Renforcer l'atractivité à l'échelle nationale

Au-delà de la modernisation des infrastructures, la restructuration vise également à améliorer la lisibilité et l’accessibilité du parc. Actuellement enclavée, l’entrée principale, située au niveau des Grands Ducs d’Occident, sera conservée tandis qu’une seconde s’ouvrira sur une esplanade donnant sur le boulevard de Champagne, en connexion directe avec le tramway. Ce vaste parvis sera aménagé pour fluidifier les flux de visiteurs et renforcer l’intégration du parc des expositions dans son environnement urbain, à proximité de l’Auditorium et du Palais des Congrès. Les flux internes aux deux halls seront par ailleurs repensés, autour d’une galerie intérieure qui sera aménagée entre eux.
La livraison de l’ensemble est prévue pour 2030, le calendrier du projet prévoit la consultation dès avril prochain pour le marché organisé en format de conception-réalisation, suivie d’une sélection des candidats en 2026, d’un début des travaux en 2027 puis d’une ouverture progressive des nouveaux espaces. La municipalité insiste sur la nécessité de maintenir les activités pendant la durée du chantier, notamment la Foire internationale et gastronomique de Dijon, qui accueille 160.000 visiteurs chaque année. « Il est impératif que cet événement majeur continue d’exister, malgré les contraintes des travaux », insiste Nathalie Koenders. Des aménagements provisoires seront mis en place afin de minimiser l’impact sur le calendrier des manifestations.

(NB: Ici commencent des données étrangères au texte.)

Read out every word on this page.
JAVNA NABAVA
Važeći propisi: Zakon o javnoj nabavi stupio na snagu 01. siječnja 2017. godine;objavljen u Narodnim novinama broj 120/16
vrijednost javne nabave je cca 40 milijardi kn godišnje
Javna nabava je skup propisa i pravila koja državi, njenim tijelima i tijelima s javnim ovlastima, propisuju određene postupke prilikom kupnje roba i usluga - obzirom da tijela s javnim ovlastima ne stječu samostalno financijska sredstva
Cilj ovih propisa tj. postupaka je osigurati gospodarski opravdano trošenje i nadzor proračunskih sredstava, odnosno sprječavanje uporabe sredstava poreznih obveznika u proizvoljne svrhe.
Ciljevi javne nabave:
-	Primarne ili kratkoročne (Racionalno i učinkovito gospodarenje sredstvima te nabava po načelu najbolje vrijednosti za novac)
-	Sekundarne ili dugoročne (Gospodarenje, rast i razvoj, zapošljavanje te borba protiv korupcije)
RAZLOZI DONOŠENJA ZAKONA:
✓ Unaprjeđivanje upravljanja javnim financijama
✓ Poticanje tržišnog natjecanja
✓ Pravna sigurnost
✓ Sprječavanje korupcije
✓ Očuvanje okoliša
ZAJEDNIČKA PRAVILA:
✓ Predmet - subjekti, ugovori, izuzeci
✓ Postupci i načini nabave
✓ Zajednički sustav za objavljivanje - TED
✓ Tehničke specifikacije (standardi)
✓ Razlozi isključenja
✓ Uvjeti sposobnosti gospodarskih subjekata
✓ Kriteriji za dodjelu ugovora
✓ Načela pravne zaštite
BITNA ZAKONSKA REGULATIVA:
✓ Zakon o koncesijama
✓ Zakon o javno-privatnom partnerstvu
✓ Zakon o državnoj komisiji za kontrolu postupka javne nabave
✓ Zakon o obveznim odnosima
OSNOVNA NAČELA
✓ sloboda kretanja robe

L’ambition affichée est de renforcer l’attractivité du site à l’échelle nationale. « Lyon et Nantes ont récemment rénové leurs parcs des expositions, entraînant une hausse significative du nombre d’événements, respectivement de +14 % et +120 % », rappelle la maire de Dijon. Dans cette optique, la municipalité espère convaincre la région Bourgogne-Franche-Comté et le département de rejoindre le projet. « Je présenterai personnellement le projet à François Sauvadet, et j’ai reçu confirmation de Marie-Guite Dufay quant à l’implication de la région », confie Nathalie Koenders.
- Octobre 1955 : convention entre la Ville de Dijon, la Chambre de Commerce, la SA immobilière des expositions de Bourgogne et l’association Foire internationale de Dijon pour créer un Parc des expositions
- 3 novembre 1956 : inauguration pour la 27ème foire gastronomique de la ville
- Fin des années 1980 et début des années 1990 : extension du parc avec construction du Hall 2. L’association Parc des Expositions et des Congrès de Dijon devient propriétaire de certains bâtiments qui doivent revenir à la municipalité au terme de la concession.
- 16 avril 2023, après la mise à l’écart de l’association gestionnaire, devenue Dijon Congrexpo, l’exploitation est confiée à la société publique locale (SPL) Dijon Bourgogne Events, créée par la Ville de Dijon et Dijon métropole qui en sont les actionnaires et seront rejoints par le conseil départemental de Côte-d'Or.